Sep 30, 2023

Japanese government plans to seek court order to dissolve Unification Church


 

The Japan Times

KYODOSHARE

Sep 30, 2023

The Japanese government plans to seek a court order to disband the Unification Church, a government source said Saturday, a move that comes after a monthslong probe into the religious group over allegations of soliciting financially ruinous donations from members and other questionable practices.

Scrutiny of the group intensified after former Prime Minister Shinzo Abe was fatally shot during an election campaign speech last year over his perceived links to the entity, an incident which also brought to light its connections with many ruling Liberal Democratic Party lawmakers.

According to the source, the Cultural Affairs Agency is currently considering convening a meeting of an advisory body on religious institutions — possibly on Oct. 12 — to report its plan, and then asking the Tokyo District Court to issue an order to dissolve the group.

The agency has judged through documents submitted from the Unification Church and statements of victims who were pressured into making massive donations that the group's practices amounted to violations of the Religious Corporations Act, according to the source.

The law allows Japanese courts to order the dissolution of a religious group that has committed an act which is "clearly found to harm public welfare substantially." If dissolved, the Unification Church, founded in South Korea in 1954 and formally known as the Family Federation for World Peace and Unification, would lose its status as a religious corporation in Japan and be deprived of tax benefits, although it could still operate as an entity.

So far, only two religious organizations have received a dissolution order from a Japanese court because of legal violations. One was the Aum Shinrikyo cult, which carried out the deadly 1995 sarin gas attack in the Tokyo subway system.

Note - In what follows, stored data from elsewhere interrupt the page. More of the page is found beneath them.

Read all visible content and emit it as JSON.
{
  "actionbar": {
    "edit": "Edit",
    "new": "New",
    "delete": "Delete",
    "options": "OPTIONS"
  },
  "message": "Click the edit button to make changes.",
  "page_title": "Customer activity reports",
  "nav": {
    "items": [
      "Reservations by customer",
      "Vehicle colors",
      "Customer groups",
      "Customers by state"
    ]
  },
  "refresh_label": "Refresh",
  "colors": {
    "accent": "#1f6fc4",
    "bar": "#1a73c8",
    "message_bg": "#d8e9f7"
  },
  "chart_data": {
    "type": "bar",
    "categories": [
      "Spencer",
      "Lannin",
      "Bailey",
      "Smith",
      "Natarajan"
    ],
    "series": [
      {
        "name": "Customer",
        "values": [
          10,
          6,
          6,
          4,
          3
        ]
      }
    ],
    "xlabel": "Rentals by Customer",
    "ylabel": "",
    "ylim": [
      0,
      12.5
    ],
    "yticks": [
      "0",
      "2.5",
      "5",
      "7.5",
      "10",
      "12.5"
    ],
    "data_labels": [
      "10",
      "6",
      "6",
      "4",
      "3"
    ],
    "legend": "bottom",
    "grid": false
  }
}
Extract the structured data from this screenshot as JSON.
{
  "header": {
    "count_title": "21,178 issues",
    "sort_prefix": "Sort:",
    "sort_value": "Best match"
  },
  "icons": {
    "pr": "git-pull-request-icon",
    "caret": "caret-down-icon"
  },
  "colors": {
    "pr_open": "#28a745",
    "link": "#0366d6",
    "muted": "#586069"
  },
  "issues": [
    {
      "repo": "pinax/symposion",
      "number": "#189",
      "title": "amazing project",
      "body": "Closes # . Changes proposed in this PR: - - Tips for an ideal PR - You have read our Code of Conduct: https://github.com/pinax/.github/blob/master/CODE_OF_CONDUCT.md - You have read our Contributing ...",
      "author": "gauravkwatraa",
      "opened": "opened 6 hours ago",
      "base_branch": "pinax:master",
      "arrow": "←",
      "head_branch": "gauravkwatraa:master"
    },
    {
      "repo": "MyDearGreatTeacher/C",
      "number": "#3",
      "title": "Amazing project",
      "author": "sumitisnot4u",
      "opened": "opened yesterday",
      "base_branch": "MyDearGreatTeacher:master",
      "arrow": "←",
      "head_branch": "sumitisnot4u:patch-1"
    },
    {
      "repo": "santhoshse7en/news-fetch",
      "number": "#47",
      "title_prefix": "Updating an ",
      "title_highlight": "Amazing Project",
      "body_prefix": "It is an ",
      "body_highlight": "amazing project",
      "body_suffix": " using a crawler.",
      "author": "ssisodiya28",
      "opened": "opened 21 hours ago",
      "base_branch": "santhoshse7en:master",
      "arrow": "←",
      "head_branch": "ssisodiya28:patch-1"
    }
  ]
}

Many in Japan have reported financial problems involving the Unification Church, which has also been notorious for "spiritual sales," in which it pressures people to buy vases and other items for exorbitant prices through the use of threats, such as invoking negative "ancestral karma." The group has also been found responsible in some civil lawsuits filed over huge donations.

In the case of Abe's assassination, police have said that Tetsuya Yamagami, who has been indicted over the incident, claimed he targeted Abe partly because Abe's grandfather, former Prime Minister Nobusuke Kishi, helped bring the church to Japan in the 1960s.

Yamagami's mother is believed to have made donations totaling ¥100 million to the church, which Yamagami has said financially ruined the family.